Neither. They just talk to the NPC, and if I think their character would detect something their player doesn't, I tell them to roll Insight. The players just do stuff, and I tell them what happens, and the dice are there to help me determine outcomes with less effort and less boring predictability.

Of the three approaches described in the DMG (pages 236-237) - Rolling With It, Ignoring the Dice, or The Middle Path - which would you say best describes your game? I can spell them out briefly if you aren't familiar with this section.
The Middle Path. My typical procedure starts with Ignoring the Dice, but once there's substantial room for unexpected outcomes, I switch to Rolling With It. The "substantial" criteria is important; I don't usually roll if there's only like a 5-10% chance of something unexpected happening. I think I dislike Expertise because it eliminates some unexpected outcomes, by putting them back in the 5% or even 0% range.

You say "auto-failure" is worse. Can you explain how that might happen? I can see the "auto-success" bit but have gotten around that mentally. Not sure about "auto-failure."
It happens more in other RPGs than in 5E.

But an example in 5E might be an NPC with Perception Expertise and a Passive Perception of 22. Suddenly the mid-level rogue with Stealth Expertise has a chance of sneaking past. But if the whole party wants to slip past, then they are SOL, because it's literally impossible for the clumsy paladin to succeed, even with advantage! Now a clever party can still use magic to make it past (guidance, bardic inspiration, etc.) but they have to know in advance what they are facing, and it's still super not gonna happen. Conversely, without Expertise, the NPC might have a PP of 18. That's still devilishly difficult, but it's possible straight-up, and if they apply all the magic, it might even be likely. Group checks (where only half the party needs to succeed) make this particular situation better, but it's still a little problematic.
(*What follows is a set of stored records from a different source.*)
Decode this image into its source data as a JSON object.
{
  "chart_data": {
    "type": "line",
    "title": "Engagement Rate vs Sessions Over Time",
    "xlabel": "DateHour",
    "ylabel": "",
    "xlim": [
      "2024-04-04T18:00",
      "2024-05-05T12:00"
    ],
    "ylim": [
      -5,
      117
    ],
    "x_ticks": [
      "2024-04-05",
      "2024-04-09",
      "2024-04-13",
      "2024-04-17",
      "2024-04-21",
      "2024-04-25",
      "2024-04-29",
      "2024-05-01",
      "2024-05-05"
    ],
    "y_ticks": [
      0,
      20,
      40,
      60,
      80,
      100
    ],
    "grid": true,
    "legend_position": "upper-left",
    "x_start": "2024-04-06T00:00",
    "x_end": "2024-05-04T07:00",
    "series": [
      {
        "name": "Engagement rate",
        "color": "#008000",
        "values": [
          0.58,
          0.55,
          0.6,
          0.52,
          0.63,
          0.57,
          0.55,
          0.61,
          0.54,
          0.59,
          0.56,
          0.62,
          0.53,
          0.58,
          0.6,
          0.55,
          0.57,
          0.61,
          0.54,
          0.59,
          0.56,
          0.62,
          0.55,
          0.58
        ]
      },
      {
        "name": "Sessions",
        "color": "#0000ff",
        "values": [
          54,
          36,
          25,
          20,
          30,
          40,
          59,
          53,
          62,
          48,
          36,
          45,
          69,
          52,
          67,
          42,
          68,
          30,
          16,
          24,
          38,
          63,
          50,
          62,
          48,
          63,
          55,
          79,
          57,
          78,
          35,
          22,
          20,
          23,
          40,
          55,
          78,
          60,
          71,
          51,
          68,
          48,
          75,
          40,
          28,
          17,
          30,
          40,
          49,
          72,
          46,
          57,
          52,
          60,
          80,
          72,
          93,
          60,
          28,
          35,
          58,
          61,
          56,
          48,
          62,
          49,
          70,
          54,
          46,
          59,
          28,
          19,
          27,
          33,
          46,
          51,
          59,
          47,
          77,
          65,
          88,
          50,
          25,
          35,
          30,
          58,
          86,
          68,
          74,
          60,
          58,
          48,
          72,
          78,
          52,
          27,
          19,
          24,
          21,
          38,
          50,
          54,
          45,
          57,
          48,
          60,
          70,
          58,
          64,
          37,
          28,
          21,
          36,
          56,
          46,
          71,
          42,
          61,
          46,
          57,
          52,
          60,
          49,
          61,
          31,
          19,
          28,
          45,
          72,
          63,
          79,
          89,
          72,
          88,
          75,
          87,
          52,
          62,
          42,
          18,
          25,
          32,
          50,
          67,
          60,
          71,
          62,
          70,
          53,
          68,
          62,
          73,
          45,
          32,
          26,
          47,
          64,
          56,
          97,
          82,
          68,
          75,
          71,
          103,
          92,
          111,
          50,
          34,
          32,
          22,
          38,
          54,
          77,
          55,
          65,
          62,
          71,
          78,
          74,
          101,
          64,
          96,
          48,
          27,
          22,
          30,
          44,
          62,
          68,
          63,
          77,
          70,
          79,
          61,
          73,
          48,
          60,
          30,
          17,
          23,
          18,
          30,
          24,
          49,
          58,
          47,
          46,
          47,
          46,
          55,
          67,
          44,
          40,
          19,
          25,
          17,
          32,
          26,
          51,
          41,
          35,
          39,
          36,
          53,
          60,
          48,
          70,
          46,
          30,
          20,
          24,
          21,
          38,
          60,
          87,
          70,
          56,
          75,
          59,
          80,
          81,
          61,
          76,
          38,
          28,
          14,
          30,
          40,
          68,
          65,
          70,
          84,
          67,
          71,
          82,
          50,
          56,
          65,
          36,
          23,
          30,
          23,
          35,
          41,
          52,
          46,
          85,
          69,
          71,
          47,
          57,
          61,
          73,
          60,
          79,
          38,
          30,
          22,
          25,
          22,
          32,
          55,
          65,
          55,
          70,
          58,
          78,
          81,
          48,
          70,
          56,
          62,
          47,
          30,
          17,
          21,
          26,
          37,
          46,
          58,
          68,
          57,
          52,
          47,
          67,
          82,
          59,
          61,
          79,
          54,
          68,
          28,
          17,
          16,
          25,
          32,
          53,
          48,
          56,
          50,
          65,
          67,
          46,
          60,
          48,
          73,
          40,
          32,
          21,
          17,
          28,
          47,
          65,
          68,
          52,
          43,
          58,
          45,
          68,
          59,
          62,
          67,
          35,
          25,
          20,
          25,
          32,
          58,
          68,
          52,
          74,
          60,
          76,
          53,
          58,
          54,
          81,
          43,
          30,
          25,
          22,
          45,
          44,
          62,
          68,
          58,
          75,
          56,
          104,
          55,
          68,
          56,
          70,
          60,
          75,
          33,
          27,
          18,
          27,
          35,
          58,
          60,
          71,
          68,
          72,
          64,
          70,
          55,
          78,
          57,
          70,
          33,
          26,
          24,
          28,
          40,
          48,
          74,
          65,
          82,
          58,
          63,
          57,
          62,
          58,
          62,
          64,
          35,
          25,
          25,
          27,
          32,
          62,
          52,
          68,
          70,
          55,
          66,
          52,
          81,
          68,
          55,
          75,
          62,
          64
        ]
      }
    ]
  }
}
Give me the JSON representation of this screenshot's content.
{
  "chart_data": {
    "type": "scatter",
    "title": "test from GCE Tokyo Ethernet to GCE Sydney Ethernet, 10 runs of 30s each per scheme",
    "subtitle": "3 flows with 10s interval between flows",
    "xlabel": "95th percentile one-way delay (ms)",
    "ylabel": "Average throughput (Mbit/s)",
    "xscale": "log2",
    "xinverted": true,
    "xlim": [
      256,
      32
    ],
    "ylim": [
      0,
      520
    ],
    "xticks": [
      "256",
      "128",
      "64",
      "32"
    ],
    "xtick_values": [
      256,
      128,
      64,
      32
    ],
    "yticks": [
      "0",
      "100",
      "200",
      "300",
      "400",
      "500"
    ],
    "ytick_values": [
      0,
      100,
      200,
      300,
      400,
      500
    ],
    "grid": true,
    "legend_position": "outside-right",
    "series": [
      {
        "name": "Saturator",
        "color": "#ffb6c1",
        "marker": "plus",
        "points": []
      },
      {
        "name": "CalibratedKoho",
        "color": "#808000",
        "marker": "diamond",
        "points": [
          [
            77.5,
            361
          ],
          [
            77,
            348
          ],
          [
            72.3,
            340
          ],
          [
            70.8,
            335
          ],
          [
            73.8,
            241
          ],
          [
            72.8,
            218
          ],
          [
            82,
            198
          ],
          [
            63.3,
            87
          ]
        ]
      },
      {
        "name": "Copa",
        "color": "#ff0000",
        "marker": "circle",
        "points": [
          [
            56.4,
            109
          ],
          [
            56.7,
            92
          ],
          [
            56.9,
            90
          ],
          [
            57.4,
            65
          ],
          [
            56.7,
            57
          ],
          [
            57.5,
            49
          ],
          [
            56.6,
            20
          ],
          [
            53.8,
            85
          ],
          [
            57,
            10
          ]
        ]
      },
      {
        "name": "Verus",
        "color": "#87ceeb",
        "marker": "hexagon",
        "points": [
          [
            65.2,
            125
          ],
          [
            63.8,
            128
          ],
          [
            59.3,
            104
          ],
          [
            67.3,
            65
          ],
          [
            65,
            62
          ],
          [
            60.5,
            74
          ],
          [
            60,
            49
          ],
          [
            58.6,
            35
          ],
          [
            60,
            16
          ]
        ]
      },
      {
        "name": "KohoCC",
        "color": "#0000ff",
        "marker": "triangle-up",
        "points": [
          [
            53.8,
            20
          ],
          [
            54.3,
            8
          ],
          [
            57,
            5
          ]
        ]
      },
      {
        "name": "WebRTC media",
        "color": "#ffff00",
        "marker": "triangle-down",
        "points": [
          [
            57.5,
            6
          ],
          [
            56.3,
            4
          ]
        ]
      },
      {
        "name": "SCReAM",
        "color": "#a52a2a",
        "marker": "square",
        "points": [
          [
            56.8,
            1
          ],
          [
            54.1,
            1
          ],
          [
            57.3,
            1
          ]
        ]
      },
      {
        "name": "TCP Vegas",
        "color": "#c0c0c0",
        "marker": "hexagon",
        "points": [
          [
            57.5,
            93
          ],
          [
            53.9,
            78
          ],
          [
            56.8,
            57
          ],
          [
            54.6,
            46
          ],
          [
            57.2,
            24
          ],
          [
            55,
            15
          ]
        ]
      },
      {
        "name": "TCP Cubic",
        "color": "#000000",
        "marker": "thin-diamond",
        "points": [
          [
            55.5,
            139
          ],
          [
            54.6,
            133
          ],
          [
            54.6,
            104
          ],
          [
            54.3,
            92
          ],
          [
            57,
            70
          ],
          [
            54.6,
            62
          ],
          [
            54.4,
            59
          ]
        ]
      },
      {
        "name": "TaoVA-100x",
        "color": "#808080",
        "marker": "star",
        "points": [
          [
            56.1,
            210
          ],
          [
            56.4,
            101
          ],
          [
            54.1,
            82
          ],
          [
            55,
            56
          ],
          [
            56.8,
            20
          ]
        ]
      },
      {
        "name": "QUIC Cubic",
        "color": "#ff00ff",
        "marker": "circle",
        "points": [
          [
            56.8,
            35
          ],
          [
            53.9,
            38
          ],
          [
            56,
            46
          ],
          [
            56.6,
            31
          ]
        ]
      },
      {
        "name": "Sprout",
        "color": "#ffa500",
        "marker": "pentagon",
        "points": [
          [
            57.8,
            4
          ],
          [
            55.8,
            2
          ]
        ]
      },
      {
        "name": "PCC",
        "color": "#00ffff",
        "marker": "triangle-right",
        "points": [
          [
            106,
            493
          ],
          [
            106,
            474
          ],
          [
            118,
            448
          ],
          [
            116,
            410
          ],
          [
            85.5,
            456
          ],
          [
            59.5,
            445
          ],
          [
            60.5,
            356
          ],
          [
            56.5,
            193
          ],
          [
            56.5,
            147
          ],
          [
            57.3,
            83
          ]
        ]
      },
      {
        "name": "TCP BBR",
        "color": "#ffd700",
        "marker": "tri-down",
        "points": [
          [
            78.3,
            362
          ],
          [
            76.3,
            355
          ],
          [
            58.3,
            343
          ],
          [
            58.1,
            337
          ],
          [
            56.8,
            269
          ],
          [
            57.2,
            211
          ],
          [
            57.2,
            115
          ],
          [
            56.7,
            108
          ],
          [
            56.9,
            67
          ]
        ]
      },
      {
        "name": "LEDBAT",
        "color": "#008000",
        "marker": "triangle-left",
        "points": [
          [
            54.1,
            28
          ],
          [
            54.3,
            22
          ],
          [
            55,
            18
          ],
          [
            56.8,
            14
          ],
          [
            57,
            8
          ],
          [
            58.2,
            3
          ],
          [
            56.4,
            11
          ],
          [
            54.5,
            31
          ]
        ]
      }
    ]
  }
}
Let me turn this around: What if Experties tripled your proficiency? quadrupled? What if it were a flat +10, right from first level? Where do you draw the line? In the first 5E playtest, there was no proficiency; the math was totally flat between characters, and they all felt kinda samey. In 3E, it wasn't hard to get a 20-point difference between characters by mid-level, and that was demonstrably un-fun for lots of people.

One of the things I love about 5E was that it tightened up the quantitative difference between characters in order to focus on the qualitative, and Expertise works against that. I understand the need to make rogues better at skills than everyone else. I just think they should have found some non-success-rate-based way to do it.
 

Satyrn

First Post
I definitely do not "want the player to articulate the mechanics that will be in play." I'm not sure how you got that impression.

Can I explain how? It looks obvious to me.

I believe that [MENTION=58172]Yaarel[/MENTION] is working under the impression that his player is suggesting the character's approach is "by reading the guard's demeanour" or some such. Because that implied approach seems obvious to him, I think he's reading your posts as though it's obvious to you, which means that when you talk about needing an approach, you must mean something more than the implied "by reading the guard's demeanour."

In trying to figure out what that something more is, he's guessing you want the player to reference the mechanics to some degree because the difference between what you and Yaarel are each actually saying is so small.

Cause really all you're saying is 'I want the player to explicitly say "by reading the guard's demeanour" while he's okay with the implied declaration.